C’est l’engagement pris par un État disposant de l’arme nucléaire de défendre un État non nucléaire allié. Ce concept, né pendant la Guerre froide, permet d’éviter une prolifération nucléaire et de constituer des zones exemptes d’armes nucléaires.

L’Europe muscle sa défense 

Avec la guerre en Ukraine puis la politique étrangère portée par Donald Trump, l’Europe fait face à un degré de menace inédit depuis la fin de la Guerre froide. La Commission européenne a présenté, en mars 2025, le plan ReArm Europe (rebaptisé « Readiness 2030 »), qui mobilise 800 milliards d’euros, et un Livre blanc pour une défense européenne. Le programme SAFE (Security for Action for Europe), visant à mobiliser 150 milliards d’euros de prêts pour l’achat en commun d’armement, est adopté en mai 2025. Le budget français de la défense s’élève à 50,5 milliards d’euros en 2025 (+56% depuis 2017).

Une ouverture du parapluie nucléaire français ? 

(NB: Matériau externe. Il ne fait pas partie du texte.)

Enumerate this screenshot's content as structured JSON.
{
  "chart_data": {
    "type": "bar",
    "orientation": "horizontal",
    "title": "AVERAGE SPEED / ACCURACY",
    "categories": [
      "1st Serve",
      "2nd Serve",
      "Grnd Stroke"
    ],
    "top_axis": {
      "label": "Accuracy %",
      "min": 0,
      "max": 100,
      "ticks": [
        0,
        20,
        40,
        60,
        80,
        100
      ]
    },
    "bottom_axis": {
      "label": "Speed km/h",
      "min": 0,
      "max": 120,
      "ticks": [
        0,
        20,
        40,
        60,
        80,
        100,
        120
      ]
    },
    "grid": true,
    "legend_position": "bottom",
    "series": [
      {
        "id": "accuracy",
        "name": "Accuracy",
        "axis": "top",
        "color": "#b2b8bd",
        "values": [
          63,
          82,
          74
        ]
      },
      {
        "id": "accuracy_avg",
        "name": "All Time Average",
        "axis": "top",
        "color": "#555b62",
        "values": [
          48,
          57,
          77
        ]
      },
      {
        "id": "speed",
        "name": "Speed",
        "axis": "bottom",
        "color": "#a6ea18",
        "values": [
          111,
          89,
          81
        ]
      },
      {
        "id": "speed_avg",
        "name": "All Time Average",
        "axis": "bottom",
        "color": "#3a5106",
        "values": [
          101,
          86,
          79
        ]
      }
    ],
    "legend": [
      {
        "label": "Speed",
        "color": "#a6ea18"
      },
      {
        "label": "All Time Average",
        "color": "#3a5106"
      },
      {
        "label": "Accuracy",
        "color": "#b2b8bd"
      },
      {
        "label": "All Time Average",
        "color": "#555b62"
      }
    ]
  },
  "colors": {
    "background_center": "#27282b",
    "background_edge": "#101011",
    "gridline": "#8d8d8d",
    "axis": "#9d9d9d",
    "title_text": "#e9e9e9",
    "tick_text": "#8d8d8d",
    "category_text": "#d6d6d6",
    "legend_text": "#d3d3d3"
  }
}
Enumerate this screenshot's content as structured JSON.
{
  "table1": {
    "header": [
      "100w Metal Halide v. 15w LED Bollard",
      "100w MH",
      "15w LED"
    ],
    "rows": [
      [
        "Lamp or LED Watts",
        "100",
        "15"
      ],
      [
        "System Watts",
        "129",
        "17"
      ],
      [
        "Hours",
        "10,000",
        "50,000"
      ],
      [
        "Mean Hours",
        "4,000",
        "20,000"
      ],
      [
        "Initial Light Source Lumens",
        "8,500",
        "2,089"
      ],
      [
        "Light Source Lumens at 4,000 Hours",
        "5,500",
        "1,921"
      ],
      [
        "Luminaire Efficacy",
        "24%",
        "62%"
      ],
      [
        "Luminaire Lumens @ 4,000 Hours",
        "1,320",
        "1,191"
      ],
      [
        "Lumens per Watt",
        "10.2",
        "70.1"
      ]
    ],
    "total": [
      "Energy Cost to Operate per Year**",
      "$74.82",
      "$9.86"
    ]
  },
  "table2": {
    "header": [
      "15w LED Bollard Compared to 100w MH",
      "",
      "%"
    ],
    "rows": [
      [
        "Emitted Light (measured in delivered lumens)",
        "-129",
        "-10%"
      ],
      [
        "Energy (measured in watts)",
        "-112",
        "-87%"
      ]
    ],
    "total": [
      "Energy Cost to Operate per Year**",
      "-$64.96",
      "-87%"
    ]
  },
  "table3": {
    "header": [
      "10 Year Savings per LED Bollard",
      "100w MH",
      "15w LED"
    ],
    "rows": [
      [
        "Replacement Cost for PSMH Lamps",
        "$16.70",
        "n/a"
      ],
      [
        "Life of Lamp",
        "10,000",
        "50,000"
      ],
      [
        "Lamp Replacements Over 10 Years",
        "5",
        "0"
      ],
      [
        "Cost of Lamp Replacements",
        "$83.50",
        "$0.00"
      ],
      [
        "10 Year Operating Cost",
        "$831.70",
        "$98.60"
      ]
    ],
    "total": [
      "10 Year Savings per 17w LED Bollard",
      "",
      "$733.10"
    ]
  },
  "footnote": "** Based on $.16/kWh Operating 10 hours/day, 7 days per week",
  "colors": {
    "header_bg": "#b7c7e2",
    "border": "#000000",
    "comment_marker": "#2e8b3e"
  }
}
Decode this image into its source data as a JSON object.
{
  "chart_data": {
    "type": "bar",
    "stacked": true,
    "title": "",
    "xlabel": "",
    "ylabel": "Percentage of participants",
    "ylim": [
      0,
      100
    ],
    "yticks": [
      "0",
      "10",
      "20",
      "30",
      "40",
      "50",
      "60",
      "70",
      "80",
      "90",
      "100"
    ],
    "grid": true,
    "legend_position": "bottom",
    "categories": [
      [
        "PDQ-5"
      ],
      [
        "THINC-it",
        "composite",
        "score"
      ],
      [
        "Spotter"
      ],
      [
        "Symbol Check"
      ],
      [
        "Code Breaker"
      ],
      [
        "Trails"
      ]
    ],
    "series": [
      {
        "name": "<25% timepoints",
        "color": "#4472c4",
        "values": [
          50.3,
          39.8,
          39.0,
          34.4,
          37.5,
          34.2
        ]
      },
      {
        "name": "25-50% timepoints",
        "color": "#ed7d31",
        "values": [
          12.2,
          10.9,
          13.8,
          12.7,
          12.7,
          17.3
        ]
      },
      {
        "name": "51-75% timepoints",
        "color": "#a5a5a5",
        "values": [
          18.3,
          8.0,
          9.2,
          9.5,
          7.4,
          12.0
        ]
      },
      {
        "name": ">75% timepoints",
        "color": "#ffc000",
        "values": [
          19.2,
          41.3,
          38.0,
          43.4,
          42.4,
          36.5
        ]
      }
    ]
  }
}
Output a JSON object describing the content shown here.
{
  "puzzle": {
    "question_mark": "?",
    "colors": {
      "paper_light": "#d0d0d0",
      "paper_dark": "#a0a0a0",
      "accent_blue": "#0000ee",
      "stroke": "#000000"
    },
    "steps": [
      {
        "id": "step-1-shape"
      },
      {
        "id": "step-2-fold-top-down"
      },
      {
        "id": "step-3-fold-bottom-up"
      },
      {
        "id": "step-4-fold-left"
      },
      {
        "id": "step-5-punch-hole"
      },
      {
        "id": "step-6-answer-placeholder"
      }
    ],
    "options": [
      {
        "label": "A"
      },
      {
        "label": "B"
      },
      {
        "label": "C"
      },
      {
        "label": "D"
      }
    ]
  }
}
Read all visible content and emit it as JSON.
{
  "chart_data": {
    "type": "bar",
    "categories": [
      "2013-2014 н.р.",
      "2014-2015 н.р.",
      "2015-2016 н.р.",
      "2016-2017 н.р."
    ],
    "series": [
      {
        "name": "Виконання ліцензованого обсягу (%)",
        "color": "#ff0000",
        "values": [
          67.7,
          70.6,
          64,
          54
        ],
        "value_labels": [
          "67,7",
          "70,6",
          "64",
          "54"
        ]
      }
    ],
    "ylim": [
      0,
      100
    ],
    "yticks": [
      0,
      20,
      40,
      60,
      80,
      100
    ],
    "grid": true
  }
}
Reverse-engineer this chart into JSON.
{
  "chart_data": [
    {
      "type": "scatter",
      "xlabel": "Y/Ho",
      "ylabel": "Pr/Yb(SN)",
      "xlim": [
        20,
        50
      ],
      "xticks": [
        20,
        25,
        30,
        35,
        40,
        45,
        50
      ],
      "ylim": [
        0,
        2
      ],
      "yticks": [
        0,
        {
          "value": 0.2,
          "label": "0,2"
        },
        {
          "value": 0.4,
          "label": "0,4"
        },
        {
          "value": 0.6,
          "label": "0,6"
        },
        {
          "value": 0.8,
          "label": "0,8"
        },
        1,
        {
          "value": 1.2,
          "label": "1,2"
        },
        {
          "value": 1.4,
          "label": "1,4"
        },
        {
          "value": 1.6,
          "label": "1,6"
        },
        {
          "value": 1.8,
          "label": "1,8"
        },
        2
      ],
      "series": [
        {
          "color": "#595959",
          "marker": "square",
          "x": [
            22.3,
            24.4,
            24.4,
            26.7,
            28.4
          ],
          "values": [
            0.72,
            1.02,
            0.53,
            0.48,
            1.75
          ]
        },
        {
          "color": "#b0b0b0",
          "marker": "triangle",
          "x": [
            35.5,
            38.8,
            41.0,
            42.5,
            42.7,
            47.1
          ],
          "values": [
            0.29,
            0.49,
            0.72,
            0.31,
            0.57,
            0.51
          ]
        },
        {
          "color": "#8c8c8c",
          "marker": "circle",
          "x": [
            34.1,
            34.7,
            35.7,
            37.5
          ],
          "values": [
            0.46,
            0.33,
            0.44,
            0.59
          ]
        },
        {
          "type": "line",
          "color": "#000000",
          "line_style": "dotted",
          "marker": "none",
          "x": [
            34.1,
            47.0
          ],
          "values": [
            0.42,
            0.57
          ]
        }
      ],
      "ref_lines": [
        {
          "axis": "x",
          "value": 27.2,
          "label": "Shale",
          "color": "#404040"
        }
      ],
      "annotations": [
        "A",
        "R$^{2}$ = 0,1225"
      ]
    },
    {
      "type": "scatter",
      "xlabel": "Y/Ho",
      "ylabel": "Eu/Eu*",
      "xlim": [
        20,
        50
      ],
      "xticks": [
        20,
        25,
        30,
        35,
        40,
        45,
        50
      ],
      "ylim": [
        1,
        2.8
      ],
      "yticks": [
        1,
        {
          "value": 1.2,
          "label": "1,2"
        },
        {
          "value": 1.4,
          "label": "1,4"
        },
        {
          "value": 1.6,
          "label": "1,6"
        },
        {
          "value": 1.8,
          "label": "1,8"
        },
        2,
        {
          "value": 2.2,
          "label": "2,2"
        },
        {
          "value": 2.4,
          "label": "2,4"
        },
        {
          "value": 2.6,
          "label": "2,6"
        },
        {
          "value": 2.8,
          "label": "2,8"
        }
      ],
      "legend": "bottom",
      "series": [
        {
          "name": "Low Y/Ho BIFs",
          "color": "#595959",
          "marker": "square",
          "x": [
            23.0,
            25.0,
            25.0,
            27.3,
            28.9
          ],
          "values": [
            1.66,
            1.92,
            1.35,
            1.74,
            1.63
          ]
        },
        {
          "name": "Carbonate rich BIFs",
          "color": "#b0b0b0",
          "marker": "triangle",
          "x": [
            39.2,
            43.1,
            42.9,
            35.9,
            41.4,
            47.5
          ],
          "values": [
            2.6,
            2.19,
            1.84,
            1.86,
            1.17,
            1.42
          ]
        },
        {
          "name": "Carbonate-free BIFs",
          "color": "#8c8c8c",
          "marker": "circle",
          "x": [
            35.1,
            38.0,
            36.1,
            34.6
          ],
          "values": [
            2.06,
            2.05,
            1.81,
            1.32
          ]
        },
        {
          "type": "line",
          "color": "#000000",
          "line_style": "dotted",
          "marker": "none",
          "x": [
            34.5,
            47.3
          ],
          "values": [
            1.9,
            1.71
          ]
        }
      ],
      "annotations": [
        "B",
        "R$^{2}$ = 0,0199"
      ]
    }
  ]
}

Emmanuel Macron réaffirme, le 28 février 2025, sa volonté d'ouvrir le débat sur l'extension de la dissuasion nucléaire française à d'autres pays de l’Union européenne. Il répond ainsi à une déclaration du futur chancelier allemand révélant son intention de discuter avec les Britanniques et les Français sur ce point. Le ministre des armées, Sébastien Lecornu, précise en mars 2025 : « La production des armes, des vecteurs, leur contrôle et la mise en œuvre des forces nucléaires […] resteront françaises ». Plusieurs États membres ont salué cette proposition.
 

L'extrait de la Doc'
Armes nucléaires : le retour de la menace

Le principe fondamental de toute stratégie de dissuasion est la crédibilité. La doctrine française fait reposer cette crédibilité – politique, technologique et opérationnelle – sur cinq notions : la défense des intérêts vitaux de la nation ; la capacité d’infliger des dommages inacceptables ; l’indépendance nationale ; la stricte suffisance ; et la permanence. Deux composantes, aérienne et océanique, garantissent la crédibilité opérationnelle de la dissuasion française. Elles s’appuient sur trois forces, dont deux sont permanentes – les forces aériennes stratégiques (FAS) et la force océanique stratégique (FOST) – et une autre dite « de circonstances » – la force aéronavale nucléaire (FANu). Seul le président de la République peut engager les forces nucléaires.